Tuesday, May 5, 2009

Sandwiched

Cindy and I spent Easter Week in Florida. We go every year and stay at Paradise Lakes in a rented Condo. Paridise Lakes is a clothing optional resort not to far from Tampa.
Cindy's parents live in Daytona across the state from Tampa. Her dad has not been doing very well since having heart surgery 3 yrs ago. We visited her parents in the beginning of the week. Her dad nevert leaves his recliner and her poor mother has to help him with everything. We have been trying to convice her it is time for him to be in assisted living. She feels guilty and wants to continue caring for him. It is like a slow death for both of them. We convince her to visit a Vetrens Administration facility not far from where they live. A nice facility, more hospital like, then nursing home looking. But it is all they can afford.
I think my mother-in-law is convinced that she must do this and it will be doable.
The next day she gets a call they have room for him. She is not ready for this and turns it down.
We drive back for Easter and after many discussions she tells us she is ready to put him in the nursing facility. Cindy and I are scheduled to fly home the following day, but Cindy has to stay to help and give her mother support. I change Cindy's airline tickets at triple the original cost and take my leave to get home.
Things go well and Pete is now in the VA. Cindy's mother, Shirely, is wracked with guilt. She talks about getting him new clothes, going every day to get dirty laundry and bring it home for her to wash.
Cindy comes home and she is wracked with guilt. She should have stayed. But she has her teaching job. Our daughter is getting married in June in Cape Cod and there are still many details to attend to. We are both retiring in June.
So here we are at the best time of our lives.

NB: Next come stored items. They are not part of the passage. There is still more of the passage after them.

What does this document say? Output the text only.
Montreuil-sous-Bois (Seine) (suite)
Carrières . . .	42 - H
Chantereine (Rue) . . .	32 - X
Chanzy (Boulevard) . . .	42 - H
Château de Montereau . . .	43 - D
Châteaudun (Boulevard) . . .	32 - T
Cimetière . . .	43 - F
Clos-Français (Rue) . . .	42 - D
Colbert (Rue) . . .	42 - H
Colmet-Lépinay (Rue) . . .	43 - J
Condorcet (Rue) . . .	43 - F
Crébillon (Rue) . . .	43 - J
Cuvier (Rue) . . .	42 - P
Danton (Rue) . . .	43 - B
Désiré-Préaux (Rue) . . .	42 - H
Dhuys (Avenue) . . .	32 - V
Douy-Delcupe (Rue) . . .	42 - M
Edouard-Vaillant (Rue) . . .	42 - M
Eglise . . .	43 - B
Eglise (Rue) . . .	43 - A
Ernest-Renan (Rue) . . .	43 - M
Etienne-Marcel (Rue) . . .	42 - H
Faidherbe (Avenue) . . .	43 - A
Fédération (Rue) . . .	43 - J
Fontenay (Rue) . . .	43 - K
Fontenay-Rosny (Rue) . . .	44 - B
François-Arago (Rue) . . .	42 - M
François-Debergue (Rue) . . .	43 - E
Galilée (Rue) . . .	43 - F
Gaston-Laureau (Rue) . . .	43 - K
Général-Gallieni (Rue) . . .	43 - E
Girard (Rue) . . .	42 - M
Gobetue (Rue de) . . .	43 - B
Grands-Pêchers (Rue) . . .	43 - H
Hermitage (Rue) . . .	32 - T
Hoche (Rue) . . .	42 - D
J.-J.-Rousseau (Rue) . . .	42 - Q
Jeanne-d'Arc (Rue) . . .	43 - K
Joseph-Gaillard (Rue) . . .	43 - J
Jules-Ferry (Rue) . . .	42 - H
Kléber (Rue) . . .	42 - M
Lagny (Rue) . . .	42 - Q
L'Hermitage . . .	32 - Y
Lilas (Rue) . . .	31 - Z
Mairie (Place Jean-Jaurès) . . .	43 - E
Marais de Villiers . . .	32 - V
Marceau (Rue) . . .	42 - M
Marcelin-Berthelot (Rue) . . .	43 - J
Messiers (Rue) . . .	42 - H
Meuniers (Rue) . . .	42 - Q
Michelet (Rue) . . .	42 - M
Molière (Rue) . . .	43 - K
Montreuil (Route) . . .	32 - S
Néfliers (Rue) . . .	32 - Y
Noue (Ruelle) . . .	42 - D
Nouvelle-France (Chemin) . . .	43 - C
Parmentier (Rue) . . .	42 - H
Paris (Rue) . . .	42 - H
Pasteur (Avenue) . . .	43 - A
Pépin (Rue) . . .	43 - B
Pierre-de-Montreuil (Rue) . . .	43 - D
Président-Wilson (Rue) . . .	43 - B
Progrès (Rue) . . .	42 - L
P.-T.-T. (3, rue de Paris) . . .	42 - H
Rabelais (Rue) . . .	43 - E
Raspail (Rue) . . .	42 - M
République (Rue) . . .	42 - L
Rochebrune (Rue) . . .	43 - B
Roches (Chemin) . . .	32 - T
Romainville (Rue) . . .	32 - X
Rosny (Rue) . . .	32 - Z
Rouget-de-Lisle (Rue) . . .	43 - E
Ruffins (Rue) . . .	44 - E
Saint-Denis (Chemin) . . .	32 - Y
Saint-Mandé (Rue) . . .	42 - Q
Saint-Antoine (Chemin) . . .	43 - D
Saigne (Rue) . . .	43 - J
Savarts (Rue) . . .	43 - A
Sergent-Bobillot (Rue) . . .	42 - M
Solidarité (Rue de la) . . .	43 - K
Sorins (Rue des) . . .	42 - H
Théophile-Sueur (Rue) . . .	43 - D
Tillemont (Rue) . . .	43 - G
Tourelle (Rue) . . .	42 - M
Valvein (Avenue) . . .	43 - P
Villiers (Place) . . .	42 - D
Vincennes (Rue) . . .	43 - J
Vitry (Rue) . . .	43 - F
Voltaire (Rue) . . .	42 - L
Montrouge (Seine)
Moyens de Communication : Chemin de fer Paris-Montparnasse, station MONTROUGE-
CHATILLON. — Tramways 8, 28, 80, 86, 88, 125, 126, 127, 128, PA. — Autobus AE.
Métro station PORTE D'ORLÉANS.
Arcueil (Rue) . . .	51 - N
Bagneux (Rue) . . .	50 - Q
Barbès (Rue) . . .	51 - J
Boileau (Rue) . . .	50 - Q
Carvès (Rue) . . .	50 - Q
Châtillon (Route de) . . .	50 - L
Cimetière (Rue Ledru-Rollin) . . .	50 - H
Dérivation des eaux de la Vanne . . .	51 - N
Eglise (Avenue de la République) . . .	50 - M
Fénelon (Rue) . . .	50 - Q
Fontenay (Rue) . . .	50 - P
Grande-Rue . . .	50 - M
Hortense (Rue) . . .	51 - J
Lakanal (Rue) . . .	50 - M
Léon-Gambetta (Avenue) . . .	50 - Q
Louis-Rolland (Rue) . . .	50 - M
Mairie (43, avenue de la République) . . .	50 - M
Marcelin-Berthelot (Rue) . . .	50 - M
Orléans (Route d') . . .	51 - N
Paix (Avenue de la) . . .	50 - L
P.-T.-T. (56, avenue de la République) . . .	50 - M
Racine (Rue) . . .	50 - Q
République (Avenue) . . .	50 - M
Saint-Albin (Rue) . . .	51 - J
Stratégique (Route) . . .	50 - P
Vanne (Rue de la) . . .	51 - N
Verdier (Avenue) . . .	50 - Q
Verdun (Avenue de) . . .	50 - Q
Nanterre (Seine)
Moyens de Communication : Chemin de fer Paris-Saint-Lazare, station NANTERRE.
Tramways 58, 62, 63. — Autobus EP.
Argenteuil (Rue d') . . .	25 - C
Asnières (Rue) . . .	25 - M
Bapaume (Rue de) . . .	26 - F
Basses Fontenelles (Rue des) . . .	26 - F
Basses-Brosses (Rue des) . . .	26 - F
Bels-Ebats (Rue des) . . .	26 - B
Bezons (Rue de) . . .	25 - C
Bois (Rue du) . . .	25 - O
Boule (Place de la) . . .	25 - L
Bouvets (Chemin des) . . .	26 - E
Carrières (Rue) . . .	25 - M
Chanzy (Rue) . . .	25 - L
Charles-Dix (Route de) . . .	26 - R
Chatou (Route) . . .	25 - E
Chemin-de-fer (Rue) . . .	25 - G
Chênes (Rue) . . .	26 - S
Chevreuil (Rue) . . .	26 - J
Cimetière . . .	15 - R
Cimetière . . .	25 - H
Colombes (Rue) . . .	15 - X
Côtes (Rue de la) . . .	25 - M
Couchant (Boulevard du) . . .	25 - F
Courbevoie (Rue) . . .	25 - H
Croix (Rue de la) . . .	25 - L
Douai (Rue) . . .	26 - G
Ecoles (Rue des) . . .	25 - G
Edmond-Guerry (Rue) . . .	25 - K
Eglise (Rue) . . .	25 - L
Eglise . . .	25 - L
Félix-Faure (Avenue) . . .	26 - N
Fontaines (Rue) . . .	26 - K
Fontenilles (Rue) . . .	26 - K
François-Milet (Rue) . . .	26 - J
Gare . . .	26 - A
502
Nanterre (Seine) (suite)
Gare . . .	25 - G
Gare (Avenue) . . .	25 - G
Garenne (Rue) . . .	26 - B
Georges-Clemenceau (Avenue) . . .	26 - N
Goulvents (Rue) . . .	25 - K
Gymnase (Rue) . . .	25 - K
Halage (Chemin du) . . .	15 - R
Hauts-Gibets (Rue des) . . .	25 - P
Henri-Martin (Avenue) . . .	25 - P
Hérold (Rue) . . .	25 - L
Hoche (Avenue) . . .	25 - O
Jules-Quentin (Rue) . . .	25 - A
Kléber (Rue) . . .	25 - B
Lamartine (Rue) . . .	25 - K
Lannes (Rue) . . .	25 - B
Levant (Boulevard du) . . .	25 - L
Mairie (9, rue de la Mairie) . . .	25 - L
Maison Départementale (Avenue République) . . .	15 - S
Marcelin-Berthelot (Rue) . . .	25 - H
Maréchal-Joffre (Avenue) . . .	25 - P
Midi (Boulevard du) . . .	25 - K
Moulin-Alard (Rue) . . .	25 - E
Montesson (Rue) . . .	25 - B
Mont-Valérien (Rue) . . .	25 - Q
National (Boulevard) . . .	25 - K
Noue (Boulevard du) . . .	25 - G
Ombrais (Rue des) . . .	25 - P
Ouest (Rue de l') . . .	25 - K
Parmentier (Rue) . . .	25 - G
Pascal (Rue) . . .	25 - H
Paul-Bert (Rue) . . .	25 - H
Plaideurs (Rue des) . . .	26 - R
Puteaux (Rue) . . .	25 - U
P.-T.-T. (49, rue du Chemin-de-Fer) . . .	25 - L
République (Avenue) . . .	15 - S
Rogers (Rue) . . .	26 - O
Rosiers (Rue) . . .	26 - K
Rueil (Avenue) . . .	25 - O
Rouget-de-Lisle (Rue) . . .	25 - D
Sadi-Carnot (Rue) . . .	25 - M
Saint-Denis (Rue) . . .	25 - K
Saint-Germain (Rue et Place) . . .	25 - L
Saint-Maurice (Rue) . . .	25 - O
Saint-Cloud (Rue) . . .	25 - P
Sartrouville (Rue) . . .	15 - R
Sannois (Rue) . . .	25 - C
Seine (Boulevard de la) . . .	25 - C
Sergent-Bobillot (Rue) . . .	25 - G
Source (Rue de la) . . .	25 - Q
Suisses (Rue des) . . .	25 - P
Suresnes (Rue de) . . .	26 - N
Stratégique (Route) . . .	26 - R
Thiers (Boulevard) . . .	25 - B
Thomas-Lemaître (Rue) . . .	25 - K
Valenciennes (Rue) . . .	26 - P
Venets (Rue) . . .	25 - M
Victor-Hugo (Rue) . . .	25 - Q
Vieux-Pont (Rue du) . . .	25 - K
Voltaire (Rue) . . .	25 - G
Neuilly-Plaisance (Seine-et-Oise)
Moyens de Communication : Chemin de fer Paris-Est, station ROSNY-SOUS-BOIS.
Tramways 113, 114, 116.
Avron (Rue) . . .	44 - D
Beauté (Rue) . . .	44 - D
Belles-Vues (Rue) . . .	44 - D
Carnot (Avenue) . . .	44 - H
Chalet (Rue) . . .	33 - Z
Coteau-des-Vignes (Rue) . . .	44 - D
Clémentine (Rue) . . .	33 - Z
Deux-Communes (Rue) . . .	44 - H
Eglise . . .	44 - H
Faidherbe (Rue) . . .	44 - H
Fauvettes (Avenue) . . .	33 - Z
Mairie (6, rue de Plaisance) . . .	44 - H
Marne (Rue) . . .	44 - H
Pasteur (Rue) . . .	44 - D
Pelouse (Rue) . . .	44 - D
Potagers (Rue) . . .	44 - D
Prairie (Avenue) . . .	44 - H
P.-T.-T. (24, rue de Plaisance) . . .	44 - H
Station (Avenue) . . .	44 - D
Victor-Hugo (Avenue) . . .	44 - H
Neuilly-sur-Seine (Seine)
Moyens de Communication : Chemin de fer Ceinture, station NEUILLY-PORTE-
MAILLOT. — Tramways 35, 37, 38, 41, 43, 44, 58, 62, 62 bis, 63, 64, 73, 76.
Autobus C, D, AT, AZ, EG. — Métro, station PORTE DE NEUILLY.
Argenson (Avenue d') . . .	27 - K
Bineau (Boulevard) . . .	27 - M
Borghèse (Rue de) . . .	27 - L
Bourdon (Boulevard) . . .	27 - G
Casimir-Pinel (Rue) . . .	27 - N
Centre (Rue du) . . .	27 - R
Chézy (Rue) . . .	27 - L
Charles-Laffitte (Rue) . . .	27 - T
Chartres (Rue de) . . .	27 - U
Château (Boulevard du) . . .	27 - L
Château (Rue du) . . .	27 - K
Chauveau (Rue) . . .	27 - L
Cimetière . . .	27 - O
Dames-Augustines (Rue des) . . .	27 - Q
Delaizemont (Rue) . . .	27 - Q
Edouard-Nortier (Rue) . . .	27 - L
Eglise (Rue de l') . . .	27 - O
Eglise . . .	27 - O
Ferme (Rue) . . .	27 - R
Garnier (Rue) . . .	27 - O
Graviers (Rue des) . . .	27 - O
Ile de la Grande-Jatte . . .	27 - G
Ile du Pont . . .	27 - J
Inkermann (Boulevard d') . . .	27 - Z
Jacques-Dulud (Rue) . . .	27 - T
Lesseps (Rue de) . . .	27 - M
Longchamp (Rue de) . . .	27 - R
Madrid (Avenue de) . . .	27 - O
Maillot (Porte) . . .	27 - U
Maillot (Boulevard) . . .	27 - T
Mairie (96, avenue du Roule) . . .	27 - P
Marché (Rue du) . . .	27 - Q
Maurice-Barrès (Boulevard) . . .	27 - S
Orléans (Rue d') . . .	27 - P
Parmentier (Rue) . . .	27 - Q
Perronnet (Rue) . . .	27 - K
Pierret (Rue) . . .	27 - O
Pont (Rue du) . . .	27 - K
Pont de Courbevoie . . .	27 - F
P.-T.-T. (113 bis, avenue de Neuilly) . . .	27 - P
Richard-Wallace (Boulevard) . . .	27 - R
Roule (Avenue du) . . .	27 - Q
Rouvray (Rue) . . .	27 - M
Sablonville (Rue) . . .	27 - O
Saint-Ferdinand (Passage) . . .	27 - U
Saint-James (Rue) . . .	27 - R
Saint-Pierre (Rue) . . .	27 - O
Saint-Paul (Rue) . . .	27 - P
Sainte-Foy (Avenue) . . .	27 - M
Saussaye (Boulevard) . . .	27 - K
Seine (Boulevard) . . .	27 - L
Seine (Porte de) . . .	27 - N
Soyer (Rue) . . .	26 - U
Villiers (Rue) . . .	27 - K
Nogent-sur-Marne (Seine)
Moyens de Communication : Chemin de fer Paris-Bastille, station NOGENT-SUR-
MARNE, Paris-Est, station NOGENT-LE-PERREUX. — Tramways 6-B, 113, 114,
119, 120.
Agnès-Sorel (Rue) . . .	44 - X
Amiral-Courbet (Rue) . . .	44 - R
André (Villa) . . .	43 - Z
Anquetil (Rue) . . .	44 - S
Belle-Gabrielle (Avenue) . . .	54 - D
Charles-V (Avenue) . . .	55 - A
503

Empty nestors, just a wedding to pay for. Now the worry of elderly parents over a thousand miles away.
We are now wondering if our plans to sell the house, buy a motor home and travel the country will come to fruition.
I know this is a familiar story for our generation. My parents generation had their elderly parents move in with them. The delt with many more problems, but certainly seemed to servive everything with more calmness and certainty that everything would be ok. I wish I could speak to them now to find out how they did it. Maybe that is why they are the greatest generation.
I know we will also survive, but why so much angst?